Um projeto mais amplo — e mais perigoso
A emenda não veio sozinha. Ela é parte do Projeto de Lei Antifacção, um pacote de 47 artigos que, além de barrar o voto, endurece penas para crimes organizados, proíbe benefícios como livramento condicional para líderes de facções, e obriga a transferência de chefes de quadrilhas para presídios federais de segurança máxima. Também permite a suspensão de CNPJs de empresas que recebem dinheiro de crimes — algo que pode atingir pequenos empresários ligados por vínculos familiares.
Essas medidas parecem duras, mas justas — até você lembrar que, no Brasil, mais de 70% dos presos ainda não foram condenados. E que a maioria deles é pobre, negra, e mora em periferias. Tirar o voto dessas pessoas não combate o crime: é como apagar um sinal de alerta. É como dizer que, se você foi preso, já não pertence à sociedade. E aí, quem decide quem pertence e quem não pertence?
O que vem a seguir?
Agora, o projeto vai para o Senado Federal. Lá, a situação é mais incerta. O presidente do Senado, Rodrigo Pacheco (PSD-MG), já disse que "direitos fundamentais não podem ser votados como se fossem emendas orçamentárias". Muitos senadores, mesmo de partidos de direita, têm reservas sobre o impacto constitucional da medida.
Se o Senado aprovar o texto como está, ele vai para a mesa do presidente Luiz Inácio Lula da Silva (PT). Ele tem poder de vetar trechos específicos — e especialistas acreditam que ele deve fazê-lo, sob risco de um caos jurídico. Mas e se ele não vetar? Aí, a Justiça entra. O STF provavelmente receberá ações de habeas corpus e ADIs (Ações Declaratórias de Inconstitucionalidade) dentro de semanas. O país pode enfrentar um dos maiores embates constitucionais dos últimos 20 anos.
Quem ganha com isso?
Os defensores da emenda dizem que querem um "Brasil livre" — mas livre de quê? De presos que votam? Ou de um sistema que ainda não consegue julgar ninguém a tempo? Enquanto a fila de prisões provisórias cresce — hoje são mais de 300 mil pessoas sem condenação —, a resposta não é tirar o voto. É acelerar a justiça. É investir em juízes, promotores e defensores públicos. É acabar com a prisão como punição preventiva.

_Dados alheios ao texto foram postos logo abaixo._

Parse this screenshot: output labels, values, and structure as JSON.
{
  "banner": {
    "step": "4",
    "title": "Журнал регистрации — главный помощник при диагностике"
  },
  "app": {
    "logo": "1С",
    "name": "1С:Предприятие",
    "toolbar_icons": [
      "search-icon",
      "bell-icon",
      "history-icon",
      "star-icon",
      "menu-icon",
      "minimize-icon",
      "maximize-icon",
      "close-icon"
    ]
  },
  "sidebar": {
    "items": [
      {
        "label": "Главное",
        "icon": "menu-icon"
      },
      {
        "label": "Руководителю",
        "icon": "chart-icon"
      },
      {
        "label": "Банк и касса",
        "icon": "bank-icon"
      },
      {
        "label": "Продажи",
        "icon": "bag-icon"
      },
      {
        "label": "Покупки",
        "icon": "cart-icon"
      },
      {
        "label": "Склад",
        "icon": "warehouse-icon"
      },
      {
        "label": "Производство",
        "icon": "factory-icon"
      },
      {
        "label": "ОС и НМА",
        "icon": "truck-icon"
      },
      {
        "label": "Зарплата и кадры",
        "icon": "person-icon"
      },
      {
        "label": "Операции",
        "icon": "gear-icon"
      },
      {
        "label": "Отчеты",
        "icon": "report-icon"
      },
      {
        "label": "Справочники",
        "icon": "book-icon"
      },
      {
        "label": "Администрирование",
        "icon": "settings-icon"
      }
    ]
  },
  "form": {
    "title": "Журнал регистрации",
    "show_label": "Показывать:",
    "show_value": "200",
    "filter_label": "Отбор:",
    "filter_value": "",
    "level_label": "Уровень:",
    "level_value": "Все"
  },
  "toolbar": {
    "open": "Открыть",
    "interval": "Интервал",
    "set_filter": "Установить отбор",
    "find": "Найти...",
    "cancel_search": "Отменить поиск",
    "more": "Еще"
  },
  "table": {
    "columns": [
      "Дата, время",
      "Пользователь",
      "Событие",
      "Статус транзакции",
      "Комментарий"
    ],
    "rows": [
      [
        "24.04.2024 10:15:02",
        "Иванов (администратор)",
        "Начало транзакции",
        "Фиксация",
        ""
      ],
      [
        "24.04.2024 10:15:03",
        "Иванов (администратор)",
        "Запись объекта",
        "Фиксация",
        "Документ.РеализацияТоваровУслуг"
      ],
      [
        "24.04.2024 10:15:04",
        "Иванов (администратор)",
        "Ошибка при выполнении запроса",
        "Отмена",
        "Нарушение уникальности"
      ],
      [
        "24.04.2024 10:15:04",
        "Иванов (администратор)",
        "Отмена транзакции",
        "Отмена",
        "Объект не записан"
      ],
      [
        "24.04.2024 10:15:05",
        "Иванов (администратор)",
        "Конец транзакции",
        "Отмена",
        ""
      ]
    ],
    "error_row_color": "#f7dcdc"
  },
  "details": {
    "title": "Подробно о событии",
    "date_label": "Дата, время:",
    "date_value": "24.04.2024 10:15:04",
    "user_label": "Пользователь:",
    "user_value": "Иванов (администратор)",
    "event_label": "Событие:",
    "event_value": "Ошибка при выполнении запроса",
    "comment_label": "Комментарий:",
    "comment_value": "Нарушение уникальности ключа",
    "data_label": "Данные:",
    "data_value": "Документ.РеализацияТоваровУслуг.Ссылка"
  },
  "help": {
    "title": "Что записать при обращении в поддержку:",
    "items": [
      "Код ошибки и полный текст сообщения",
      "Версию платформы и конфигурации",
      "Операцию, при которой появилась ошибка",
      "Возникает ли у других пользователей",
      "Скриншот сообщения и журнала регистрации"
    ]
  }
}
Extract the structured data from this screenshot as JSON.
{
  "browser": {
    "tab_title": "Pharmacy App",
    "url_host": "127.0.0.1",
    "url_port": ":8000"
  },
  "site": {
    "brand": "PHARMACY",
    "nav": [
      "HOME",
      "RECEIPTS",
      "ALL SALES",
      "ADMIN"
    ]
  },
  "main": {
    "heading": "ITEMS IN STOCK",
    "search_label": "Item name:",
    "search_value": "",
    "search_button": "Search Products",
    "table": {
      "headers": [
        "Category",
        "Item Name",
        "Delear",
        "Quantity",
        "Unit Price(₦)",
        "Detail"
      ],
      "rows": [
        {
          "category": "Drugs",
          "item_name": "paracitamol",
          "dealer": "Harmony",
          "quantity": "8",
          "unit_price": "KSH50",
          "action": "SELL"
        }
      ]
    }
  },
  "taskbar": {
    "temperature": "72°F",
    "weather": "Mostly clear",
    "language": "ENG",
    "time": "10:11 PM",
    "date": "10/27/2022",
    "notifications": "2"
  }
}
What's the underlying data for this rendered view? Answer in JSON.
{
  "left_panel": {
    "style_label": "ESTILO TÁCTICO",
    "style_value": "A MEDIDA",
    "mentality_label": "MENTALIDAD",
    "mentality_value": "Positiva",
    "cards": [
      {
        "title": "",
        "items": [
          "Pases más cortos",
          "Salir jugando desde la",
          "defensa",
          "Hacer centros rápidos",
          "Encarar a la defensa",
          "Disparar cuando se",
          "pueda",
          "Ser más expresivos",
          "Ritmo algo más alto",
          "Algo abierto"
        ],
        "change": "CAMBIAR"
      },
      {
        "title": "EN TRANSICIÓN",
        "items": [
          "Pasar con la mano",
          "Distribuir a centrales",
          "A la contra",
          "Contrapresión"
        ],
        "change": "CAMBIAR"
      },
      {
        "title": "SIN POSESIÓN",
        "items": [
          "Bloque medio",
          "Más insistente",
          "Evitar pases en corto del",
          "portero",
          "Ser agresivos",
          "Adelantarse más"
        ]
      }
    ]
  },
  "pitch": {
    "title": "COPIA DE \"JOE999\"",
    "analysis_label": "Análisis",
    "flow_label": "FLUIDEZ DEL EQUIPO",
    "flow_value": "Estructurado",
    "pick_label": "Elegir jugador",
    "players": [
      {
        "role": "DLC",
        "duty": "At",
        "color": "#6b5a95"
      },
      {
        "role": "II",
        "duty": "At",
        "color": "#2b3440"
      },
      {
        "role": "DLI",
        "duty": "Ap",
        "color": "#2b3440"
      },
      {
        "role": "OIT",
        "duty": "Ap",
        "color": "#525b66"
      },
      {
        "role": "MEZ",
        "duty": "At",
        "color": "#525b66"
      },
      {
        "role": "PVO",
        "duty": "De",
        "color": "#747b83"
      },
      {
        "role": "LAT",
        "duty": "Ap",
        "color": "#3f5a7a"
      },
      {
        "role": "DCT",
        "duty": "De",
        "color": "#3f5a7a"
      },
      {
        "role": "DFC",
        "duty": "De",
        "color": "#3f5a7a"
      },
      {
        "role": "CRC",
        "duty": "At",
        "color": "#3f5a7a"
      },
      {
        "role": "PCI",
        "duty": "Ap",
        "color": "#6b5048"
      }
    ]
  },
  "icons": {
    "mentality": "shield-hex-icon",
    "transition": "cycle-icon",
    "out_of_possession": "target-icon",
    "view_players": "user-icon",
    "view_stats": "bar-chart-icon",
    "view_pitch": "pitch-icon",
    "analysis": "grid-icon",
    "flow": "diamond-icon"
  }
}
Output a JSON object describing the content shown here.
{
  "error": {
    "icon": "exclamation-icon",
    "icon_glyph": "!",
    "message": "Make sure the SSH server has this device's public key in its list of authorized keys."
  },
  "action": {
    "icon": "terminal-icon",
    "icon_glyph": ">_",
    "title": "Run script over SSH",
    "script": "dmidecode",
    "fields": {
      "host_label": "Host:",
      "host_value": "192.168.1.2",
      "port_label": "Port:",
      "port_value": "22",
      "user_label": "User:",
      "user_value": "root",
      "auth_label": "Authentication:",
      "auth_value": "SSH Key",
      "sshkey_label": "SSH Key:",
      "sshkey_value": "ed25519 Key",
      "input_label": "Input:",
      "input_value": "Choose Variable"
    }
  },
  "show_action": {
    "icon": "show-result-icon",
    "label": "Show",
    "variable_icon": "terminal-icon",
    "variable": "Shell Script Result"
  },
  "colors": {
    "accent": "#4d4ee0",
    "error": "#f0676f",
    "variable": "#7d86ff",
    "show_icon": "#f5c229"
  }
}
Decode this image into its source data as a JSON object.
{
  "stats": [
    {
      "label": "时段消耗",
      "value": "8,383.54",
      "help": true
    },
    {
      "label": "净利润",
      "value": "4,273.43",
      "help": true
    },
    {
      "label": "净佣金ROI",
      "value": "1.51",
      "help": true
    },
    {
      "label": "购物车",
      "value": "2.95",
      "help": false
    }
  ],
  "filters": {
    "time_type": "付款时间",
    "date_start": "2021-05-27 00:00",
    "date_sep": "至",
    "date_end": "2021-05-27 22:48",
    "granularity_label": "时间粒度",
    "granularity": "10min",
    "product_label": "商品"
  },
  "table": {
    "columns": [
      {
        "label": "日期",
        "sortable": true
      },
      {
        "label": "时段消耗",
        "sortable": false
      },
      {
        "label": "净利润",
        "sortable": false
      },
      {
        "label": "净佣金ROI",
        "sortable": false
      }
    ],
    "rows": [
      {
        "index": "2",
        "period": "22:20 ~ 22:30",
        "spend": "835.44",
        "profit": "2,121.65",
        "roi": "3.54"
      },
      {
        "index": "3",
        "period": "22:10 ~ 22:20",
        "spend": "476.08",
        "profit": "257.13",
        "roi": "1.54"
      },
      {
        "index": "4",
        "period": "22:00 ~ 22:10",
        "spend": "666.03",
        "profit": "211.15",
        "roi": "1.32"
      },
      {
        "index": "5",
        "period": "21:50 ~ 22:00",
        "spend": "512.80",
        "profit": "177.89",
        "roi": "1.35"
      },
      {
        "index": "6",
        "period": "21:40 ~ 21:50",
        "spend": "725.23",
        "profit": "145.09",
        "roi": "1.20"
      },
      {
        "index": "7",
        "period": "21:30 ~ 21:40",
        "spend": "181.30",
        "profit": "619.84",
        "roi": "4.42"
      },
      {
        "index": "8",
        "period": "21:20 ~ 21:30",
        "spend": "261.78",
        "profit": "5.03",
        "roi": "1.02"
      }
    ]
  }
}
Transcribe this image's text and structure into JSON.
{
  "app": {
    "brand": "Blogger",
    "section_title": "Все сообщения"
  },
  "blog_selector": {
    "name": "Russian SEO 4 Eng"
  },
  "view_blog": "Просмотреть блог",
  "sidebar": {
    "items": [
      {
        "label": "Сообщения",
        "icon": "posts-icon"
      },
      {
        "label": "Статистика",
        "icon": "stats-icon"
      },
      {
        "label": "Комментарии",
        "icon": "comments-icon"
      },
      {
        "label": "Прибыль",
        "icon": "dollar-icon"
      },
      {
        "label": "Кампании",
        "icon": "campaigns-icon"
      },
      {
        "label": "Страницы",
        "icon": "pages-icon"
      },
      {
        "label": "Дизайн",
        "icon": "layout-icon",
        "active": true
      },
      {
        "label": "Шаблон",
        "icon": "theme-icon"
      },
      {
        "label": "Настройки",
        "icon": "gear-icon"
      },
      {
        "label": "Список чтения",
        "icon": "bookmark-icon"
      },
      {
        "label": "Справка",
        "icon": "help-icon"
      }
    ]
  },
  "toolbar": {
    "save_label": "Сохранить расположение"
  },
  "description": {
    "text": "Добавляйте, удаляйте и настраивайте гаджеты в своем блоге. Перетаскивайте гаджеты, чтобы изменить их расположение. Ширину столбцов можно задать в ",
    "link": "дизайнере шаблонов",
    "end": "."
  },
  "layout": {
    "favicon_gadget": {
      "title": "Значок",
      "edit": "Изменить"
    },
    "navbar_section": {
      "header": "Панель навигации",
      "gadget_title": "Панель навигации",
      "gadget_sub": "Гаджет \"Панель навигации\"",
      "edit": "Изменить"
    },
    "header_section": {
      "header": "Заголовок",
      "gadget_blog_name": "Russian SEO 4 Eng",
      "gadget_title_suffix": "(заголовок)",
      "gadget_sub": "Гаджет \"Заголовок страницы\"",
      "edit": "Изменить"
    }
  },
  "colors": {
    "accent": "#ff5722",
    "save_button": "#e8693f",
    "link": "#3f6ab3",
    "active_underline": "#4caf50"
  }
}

Enquanto isso, os presos que votaram em 2024 — mães, filhos, jovens que nunca tiveram chance de ser ouvidos — continuam presos. E agora, talvez, sem nem mesmo o direito de escolher quem os governa. A democracia não se mede pelo número de votos que se proíbe. Mas pelo número de vozes que se cala.
Frequently Asked Questions
Como isso afeta os presos provisórios no Brasil?
Cerca de 70% dos mais de 300 mil presos no Brasil ainda não foram condenados. Com a nova emenda, todos perderão automaticamente o título de eleitor, mesmo que estejam presos por acusação sem provas. Isso exclui da democracia pessoas que, pela lei, ainda são consideradas inocentes — e que, em 2024, votaram em 6.000 casos registrados pelo TSE.
Por que o STF pode derrubar essa emenda?
O artigo 5º, LVII da Constituição garante a presunção de inocência. Negar o voto a alguém só por estar preso — sem sentença final — é considerado pela Justiça como uma punição antecipada. Em 2017, o STF já derrubou tentativa similar. A maioria dos ministros entende que direitos políticos só podem ser suspensos após condenação definitiva, não por mera detenção.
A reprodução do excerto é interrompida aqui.